Telluride’s staggering scenery and its colorful locals are easy to fall in love with; what’s more difficult, however, is keeping that adoration alive once the vacation’s over.
Reenergizing the enthusiasm of those smitten with this off-the-beaten-path destination is one keystone of successful resort marketing, and represents just one of the many target initiatives of new Telluride Tourism Board/Marketing Telluride Inc. president and CEO Michael Martelon.
Martelon is profusely enthusiastic about Telluride and Mountain Village’s potential to capture and recapture visitors’ romantic imaginations – which, on a more corporeal level, equates to more visitors, and in turn, more revenue flowing into Mountain Village and Telluride.
“We’re on solid ground,” says the organization’s new marketing guru, who took over for outgoing MTI/Telluride Tourism Board president Scott McQuade on March 21. “In my mind, it’s not about changing the marketing or the brand; it’s about leveraging the marketing and the brand more fully than it has been in the past.”
By “leveraging the marketing and brand more fully,” Martelon means he make a pronounced effort to reengage the visitors who’ve been here before – the people he calls Telluride “loyalists” – to, essentially, do the Telluride Tourism Board’s marketing work for them.
“Our markets are more emotionally engaged in the brand than most. People want to come here not because we tell them they want to, but because they feel they want to. I believe we can take those loyalists and turn them into ambassadors for Telluride, instead of them going back home and becoming long lost loves,” Martelon says.
Transforming loyalists into ambassadors is just one of the small yet significant undertakings Martelon plans to tackle as he steps into his new role as gatekeeper for the region’s advertising and marketing efforts. Telluride Tourism Board/MTI is a nonprofit community organization dedicated to promoting tourism in Telluride, Mountain Village and the region as a whole.
While he has been at the helm of Telluride and Mountain Village’s principal marketing association for only a few weeks, it’s immediately clear that Martelon is a man who organically understands the merits of dynamic marketing. He steps into the role with more than 25 years in travel in tourism, running marketing operations at large companies in Boston and Denver. His client list spans the spectrum, from the Greater Boston Convention and Visitors’ Bureau and Caesar’s Atlantic City hotel and casino to the Massachusetts Port Authority (the entity that runs Boston’s Logan Airport) and New York City’s Sheraton Hotels. He prompted a successful marketing campaign for MacWorld, the major annual Macintosh expo and conference, and created partnerships for some of his past clients with groups like the New York Yankees and Boston Pops. He has also done marketing for resort communities like Nantucket, Martha’s Vineyard, and islands in the Bahamas.

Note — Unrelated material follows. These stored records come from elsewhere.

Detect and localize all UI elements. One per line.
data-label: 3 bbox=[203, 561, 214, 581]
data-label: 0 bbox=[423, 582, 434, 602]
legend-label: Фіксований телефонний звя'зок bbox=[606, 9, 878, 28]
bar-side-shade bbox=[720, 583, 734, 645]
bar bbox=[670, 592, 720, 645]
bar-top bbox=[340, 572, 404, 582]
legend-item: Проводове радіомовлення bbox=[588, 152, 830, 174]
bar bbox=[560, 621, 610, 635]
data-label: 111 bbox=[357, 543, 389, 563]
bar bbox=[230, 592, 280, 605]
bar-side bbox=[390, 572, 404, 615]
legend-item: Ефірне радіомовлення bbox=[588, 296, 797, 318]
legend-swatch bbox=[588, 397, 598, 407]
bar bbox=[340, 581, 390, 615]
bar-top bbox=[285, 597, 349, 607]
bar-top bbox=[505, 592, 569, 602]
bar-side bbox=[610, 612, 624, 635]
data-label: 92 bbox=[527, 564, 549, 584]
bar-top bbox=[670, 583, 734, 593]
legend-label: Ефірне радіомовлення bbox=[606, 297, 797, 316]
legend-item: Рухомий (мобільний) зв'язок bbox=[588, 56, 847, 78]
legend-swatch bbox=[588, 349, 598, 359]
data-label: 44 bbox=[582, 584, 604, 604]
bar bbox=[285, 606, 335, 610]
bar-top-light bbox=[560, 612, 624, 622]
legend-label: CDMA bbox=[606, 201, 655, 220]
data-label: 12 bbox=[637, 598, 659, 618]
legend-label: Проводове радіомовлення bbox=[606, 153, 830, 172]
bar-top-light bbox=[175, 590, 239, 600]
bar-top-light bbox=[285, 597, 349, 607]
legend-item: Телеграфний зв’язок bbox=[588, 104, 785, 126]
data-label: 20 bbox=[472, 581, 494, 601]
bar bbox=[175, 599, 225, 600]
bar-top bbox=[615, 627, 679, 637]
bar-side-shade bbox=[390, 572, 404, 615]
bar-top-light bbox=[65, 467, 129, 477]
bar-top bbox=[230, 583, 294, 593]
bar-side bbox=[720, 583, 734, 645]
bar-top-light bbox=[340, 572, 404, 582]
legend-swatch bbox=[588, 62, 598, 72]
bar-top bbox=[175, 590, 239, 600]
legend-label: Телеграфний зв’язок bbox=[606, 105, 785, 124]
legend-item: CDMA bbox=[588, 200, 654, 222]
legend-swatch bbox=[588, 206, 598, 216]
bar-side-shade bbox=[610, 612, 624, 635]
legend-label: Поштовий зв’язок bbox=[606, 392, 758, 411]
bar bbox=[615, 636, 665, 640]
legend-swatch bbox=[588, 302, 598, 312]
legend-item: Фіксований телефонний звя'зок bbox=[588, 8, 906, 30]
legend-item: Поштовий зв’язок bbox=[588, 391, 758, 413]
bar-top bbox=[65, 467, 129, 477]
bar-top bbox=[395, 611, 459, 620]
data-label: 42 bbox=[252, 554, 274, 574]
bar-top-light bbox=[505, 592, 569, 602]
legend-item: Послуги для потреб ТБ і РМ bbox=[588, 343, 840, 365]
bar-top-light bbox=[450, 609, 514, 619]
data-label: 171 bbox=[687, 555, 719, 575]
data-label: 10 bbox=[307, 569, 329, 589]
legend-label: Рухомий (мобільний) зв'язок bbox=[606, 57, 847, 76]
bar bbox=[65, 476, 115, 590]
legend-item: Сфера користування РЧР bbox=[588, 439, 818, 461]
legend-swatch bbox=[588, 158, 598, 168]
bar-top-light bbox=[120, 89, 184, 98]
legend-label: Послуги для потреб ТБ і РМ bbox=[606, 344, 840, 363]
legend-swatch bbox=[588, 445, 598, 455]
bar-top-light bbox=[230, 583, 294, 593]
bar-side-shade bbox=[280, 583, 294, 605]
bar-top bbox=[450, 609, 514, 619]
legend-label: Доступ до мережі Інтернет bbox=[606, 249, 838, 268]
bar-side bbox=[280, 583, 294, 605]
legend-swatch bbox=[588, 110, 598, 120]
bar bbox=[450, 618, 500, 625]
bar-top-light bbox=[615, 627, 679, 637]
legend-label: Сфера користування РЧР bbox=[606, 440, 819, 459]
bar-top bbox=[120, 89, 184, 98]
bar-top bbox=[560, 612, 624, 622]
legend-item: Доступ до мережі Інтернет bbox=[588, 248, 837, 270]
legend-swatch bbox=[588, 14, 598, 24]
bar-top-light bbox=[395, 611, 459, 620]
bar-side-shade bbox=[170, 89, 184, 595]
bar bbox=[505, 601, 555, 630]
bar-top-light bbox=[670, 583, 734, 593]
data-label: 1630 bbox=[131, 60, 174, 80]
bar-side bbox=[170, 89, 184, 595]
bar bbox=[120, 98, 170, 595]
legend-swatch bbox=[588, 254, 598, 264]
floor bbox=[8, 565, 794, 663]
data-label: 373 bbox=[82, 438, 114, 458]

After leaving Boston in 2003, he returned to his hometown of Denver where he worked as a marketing consultant.
While Martelon brings a comprehensive background in advertising and marketing to his new post, he pledges that the Telluride Tourism Board won’t see fundamental changes on account of his new role there. Instead, Martelon promises to work within more subtle channels to prompt definitive results for Telluride and Mountain Village businesses.
What Martelon brings is what he calls the “small nuances,” aimed at creating stronger interest and desire for the destination throughout the market. Attracting more bookings before and after summer festivals, and not just during the popular festivals, as well as leveraging locals’ voices to tell the story of Telluride, are just some of the nuances Martelon hopes to incorporate into the Telluride Tourism Board’s marketing cache.
Additionally, Martelon wants to help prepare the local business community for a turnaround in the economic climate.
“We’re seeing signs of [the economy] turning the corner, and we want to be prepared to capitalize on that,” he says.
Martelon and wife Jenna have two children, Josh (11) and Chloe (8.)